The Roscosmos device will analyze the composition of the polar regolith and the plasma and dust components of the exosphere, the lunar atmosphere. A month later, it will be followed by Pathfinder, a South Korean orbiter to help plan future missions to the lunar poles.
“If they succeed, they will take more steps. Countries with little space tradition are starting to also place themselves on the stage. It supposes an economic development strategy, but these missions are also going to increase our scientific knowledge, which for me is more interesting”, says the researcher.
In his opinion, “if in the days of the Cold War reaching the Moon was a titanic effort that meant a victory without shooting, now the strategic and economic interest prevails.” Up there “there are natural resources, such as minerals or helium-3, which with the right infrastructure can be exploited and it is important to be well positioned,” he points out.
Among the countries willing to gain a foothold is also India, which wants to make up for the failure of its first moon landing attempt. In September 2019, Vikram, the lander that traveled alongside an orbiter on the Chandrayaan-2 mission, crashed into the lunar south pole apparently due to a last-minute failure while attempting a soft landing. The probe, lost for two months, contained a small rover that was equally destroyed and India was unable to achieve its dream of becoming the fourth power to place an artifact on the Moon after the US, Russia and China, the only ones they have succeeded. Chandrayaan-3 will try again in the third quarter of this year. It will also have a stationary lander and a rover, and will take advantage of the Chandrayaan-2 orbiter that it did manage to place around the Moon.
In the second half of the year, a Japanese aerospace company called ispace will carry two rovers on Mission 1 (M1), as part of the commercial Hakuto-R program: a two-wheeler built by JAXA to explore the lunar surface and another Emirati, Rashid , four-wheel drive, which will be the first of its kind in the Arab world.
“The future is in space and everyone wants to participate. The countries that can are going to get on that train. In the end, any development that is made ends up having an impact on local industry and science”, says Manfredi. “In some cases, these initiatives have a marked media and propaganda character. Even Turkey and Thailand are considering their own lunar missions in the following years, and so is the Dutch University of Delft », he adds.

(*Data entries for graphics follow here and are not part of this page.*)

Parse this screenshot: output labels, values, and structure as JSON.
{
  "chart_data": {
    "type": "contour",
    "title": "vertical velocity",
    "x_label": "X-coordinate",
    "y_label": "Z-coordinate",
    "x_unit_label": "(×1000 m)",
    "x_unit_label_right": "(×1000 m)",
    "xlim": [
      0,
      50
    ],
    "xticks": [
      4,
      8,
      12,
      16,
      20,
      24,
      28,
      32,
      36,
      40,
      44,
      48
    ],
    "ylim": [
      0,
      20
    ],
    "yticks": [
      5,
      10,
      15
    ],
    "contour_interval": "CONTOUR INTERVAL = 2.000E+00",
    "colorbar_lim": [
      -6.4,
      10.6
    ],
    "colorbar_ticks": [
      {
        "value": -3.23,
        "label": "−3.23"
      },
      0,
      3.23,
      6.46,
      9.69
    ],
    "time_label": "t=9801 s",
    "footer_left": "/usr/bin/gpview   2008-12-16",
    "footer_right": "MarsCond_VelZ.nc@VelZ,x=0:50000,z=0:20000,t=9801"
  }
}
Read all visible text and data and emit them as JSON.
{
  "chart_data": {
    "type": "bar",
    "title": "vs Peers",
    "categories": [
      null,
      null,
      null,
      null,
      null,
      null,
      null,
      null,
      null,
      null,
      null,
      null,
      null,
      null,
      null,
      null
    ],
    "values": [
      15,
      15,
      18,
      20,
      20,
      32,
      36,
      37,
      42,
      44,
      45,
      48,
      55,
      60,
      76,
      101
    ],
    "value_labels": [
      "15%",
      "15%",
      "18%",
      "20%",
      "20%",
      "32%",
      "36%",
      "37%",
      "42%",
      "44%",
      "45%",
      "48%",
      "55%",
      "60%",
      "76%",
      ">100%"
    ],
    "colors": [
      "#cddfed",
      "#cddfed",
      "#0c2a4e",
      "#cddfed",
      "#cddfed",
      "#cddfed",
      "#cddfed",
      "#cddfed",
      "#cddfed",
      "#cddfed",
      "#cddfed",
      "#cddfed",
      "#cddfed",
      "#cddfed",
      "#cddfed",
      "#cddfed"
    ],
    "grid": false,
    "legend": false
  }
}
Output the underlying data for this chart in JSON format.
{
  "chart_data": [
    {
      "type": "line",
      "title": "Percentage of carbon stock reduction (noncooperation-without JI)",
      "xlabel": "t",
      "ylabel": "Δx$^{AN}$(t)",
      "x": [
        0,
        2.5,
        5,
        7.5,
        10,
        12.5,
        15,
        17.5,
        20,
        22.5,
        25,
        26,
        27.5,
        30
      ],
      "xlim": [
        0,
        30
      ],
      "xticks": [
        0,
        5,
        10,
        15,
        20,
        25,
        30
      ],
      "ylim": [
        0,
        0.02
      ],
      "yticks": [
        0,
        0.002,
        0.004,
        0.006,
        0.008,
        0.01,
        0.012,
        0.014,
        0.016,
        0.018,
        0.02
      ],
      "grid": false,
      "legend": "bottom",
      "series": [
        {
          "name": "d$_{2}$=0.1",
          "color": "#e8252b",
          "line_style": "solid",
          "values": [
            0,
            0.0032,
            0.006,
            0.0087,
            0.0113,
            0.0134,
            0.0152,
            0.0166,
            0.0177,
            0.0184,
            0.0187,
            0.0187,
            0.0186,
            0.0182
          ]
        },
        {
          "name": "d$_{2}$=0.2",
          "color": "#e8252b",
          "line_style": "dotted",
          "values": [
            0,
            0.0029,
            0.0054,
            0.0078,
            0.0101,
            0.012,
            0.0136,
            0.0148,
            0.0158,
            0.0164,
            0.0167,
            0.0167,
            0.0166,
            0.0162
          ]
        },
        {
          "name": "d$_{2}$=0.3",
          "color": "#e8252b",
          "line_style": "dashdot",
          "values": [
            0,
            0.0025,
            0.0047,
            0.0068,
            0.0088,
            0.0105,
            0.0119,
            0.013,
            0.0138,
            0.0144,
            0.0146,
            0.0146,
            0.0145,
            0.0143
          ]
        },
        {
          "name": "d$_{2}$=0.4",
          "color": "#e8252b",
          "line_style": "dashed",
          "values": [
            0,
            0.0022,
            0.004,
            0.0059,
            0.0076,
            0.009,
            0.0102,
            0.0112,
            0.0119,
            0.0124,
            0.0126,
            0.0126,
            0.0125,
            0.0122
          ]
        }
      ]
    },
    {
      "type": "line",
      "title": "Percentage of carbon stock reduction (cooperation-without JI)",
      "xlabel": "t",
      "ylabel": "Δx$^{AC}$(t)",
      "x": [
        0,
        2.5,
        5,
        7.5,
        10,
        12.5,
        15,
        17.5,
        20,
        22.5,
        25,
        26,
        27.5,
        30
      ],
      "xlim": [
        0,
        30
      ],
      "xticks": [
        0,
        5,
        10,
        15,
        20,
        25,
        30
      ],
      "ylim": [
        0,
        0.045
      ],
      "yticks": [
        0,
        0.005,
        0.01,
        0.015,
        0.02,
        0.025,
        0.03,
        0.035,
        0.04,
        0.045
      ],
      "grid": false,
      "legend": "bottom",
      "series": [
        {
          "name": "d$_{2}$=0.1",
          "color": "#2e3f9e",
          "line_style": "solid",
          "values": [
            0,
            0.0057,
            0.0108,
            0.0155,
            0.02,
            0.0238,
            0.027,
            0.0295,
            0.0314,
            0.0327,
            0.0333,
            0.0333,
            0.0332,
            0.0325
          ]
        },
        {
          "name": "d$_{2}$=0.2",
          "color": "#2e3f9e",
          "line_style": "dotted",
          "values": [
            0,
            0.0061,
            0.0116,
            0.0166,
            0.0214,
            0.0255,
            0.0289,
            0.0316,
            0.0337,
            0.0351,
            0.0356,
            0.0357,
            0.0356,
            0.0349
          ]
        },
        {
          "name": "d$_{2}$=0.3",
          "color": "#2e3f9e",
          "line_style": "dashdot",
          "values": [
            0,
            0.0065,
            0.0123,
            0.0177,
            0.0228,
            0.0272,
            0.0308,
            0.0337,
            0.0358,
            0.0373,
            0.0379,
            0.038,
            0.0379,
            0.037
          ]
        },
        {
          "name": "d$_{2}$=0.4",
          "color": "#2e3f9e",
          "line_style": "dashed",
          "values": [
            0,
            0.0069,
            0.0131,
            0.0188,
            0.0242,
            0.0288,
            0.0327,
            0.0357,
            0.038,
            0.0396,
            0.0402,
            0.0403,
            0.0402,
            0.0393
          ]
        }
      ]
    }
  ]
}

Private companies don’t want to miss out on their piece of the pie either. Under the umbrella of NASA’s Commercial Lunar Payload Services (CLPS) program, Houston-based Intuitive Machines plans to soon send a six-legged cylindrical robot named Nova-C to transport payloads to the surface.
The module will deploy a small rover built by Spacebit, a British company. Also for the transport of payloads, Astrobotic Technology, of Pennsylvania, prepares Peregrine, a four-legged lander. He will take Colmena, a Mexican microrover, as his travel companion. Lots of traffic up there.
So much so that Manfredi warns: “As happened in the exploration of Antarctica, this requires a very important effort of international coordination, a legal and ethical framework in which we all understand each other.” Can Spain stay out? A Spanish company, Airbus Crisa, is in charge of the thermal control system of the European Service Module of the Orion spacecraft. Others could join the adventure. For the engineer, “the future national space agency could be useful to coordinate efforts and put us in a good position.”